Frank: Oh, man! We gotta get these two hens together more often!
Ray: I know! I'll bet I can get a week of golf in Myrtle Beach!
Frank: I might be able to get Marie up on the roof to clean the gutters!
Robert: You two, playing your wives against each other, you're despicable!
Frank: Calm down, dainty duck.
Ray: Yeah, what? We tried to get 'em to stop fighting. If they wanna keep it up, why should we have to suffer?
Robert: There's a difference between not suffering and exploiting the situation! You should be supporting your wives, bringing them together! This is not the way for a family to behave!
Frank: You know, while Marie's up on the roof, I'll have her install a satellite dish.

Quote from Marie

Frank: Hey. You know what the guys at the lodge were just telling me? Apparently if you install it yourself, a satellite dish is actually quite affordable. Makes you think, doesn't it? Anyway, make me a sandwich, will ya?
Marie: You want a sandwich?
Frank: Uh, roast beef, mayo, mustard, lettuce, tomato, cheese, easy onion.
Marie: Sounds nice. What kind of bread?
Frank: Let's go with the whole wheat today, shall we?
Marie: All right.
[Marie hits Frank with the bread]
Frank: Ow! Hey! Hey! Ow! Okay, white bread, then!
Marie: You didn't think I'd catch on to you, Mr. Sleazy Man? Oh, I caught on. Oh, did I catch on! Sure, getting the two of us to wait on you hand and foot, exploiting the situation. I wish this bread was stale, I would give you a concussion!

Quote from Frank

Frank: Uh, you're right, I have been making a mess here. We'll just go over to Debra's.
Marie: What are you talking about?
Frank: Yeah, yeah, I'll get outta your hair.
Marie: No, don't be silly. Sit.
Frank: No, no, no, it's easy enough to go across the street. Come on, Ray.
Marie: No, no, no. Why would you do that? You know what you need? Grilled cheese.
Frank: Double cheese? No crust?
Marie: Of course. Sit. Would you like a grilled cheese, Raymond?
Ray: You got bacon?
Marie: Of course.
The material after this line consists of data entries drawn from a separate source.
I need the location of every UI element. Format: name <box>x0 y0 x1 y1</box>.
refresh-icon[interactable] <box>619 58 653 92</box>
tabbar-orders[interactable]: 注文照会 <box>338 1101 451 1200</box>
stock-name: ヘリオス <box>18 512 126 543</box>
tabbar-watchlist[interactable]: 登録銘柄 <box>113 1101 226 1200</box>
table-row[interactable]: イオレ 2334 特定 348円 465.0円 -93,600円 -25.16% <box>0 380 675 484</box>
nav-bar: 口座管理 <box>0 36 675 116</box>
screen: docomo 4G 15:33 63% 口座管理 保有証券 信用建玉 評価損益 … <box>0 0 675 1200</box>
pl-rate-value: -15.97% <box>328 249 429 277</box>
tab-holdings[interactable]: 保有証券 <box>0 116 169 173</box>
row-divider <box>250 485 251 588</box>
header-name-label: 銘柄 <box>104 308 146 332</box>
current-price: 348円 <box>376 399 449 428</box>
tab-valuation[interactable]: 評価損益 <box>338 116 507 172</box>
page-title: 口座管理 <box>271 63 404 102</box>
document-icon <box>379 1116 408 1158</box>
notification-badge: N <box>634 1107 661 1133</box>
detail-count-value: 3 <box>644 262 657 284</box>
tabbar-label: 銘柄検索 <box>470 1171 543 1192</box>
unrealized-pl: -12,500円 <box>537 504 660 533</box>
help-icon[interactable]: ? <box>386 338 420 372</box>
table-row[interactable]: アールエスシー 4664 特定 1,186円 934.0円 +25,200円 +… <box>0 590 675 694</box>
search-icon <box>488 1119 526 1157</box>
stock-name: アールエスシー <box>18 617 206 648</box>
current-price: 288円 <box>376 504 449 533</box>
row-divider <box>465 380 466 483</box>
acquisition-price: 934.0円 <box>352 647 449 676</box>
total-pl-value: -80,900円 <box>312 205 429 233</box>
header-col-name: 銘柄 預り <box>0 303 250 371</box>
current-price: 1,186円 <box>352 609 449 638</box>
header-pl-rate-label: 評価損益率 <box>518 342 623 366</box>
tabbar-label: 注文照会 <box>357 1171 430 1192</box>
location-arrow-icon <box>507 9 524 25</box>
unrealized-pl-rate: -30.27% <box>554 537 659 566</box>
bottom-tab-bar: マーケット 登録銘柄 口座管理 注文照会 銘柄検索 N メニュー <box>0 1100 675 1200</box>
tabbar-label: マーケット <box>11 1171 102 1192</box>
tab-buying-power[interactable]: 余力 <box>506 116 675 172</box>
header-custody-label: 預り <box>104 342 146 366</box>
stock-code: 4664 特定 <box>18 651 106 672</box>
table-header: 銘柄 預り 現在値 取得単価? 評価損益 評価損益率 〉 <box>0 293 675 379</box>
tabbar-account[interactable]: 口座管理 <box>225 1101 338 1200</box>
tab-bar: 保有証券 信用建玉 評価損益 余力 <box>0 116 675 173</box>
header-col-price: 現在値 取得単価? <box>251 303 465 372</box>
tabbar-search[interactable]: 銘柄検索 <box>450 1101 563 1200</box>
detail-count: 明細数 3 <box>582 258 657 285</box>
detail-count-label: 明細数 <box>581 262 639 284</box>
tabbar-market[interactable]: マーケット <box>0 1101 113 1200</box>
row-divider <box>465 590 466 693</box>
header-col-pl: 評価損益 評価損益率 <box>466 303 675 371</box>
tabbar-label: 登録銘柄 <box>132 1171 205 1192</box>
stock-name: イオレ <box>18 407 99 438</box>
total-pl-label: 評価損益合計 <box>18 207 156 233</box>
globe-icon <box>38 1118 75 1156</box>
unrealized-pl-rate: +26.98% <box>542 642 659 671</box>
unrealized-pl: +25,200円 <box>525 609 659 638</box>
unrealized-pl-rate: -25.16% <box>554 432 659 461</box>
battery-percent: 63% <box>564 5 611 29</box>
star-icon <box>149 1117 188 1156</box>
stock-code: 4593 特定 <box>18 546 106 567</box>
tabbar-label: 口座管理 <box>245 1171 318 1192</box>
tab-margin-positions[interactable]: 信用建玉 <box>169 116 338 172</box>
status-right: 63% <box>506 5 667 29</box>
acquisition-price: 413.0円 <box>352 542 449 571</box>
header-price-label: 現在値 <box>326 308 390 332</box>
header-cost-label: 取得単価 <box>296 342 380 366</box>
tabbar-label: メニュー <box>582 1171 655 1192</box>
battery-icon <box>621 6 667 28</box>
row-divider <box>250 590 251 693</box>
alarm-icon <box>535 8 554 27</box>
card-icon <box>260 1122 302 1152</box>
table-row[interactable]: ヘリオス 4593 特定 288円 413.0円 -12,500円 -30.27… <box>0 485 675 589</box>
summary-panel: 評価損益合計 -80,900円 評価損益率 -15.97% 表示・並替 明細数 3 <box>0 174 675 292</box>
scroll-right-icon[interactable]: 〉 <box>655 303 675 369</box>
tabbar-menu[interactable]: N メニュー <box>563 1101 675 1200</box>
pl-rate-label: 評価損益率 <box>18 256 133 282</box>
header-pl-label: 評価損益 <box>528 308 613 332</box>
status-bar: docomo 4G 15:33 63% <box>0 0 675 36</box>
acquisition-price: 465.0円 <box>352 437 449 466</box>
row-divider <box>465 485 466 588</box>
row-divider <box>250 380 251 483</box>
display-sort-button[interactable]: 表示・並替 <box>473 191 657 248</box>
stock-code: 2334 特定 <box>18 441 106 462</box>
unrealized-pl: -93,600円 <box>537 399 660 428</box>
How about you, Rob?
Robert: No, thank you.
Marie: Okay, then, two grilled cheese, coming up. [exits]
Frank: [to Ray] I love you.

Quote from Robert

Robert: Raymond around?
Debra: No, he's out buying himself a new putter.
Robert: Isn't that nice for him? So, how are you?
Debra: I'm fine.
Robert: That's good. I'm glad one of us is fine.
Debra: You're not fine, Robert?
Robert: Well, you know me. I don't do well with the tension. It gets me right in the gut. And this thing with you and my mom... Muy tensionoso.
Debra: Is that Spanish for "very tense?"
Robert: I don't know. All I know is I'm popping antacids like they're cocktail peanuts.

Quote from Debra

Ray: Hey, moonshine! Well, here she is. A little more expensive than I thought, but it'll be worth it, you know, if I ever go on a, I dunno, golf retreat or something.
Debra: Yeah, that's nice. Let me ask you something, Ray. How long did you think you'd be able to use me and your Mom?
Ray: How's that?
Debra: You didn't think I was smart enough to see what you were doing?
Ray: I don't- What are you talking about?
Debra: Don't play dumb with me!
Ray: I'm not, this is how I am!
Debra: You know, you're not exactly subtle. Sitting there like some Roman emperor. "Bring me my pizza!" "Serve me my wine!" "Pretend you're a lonely nurse!"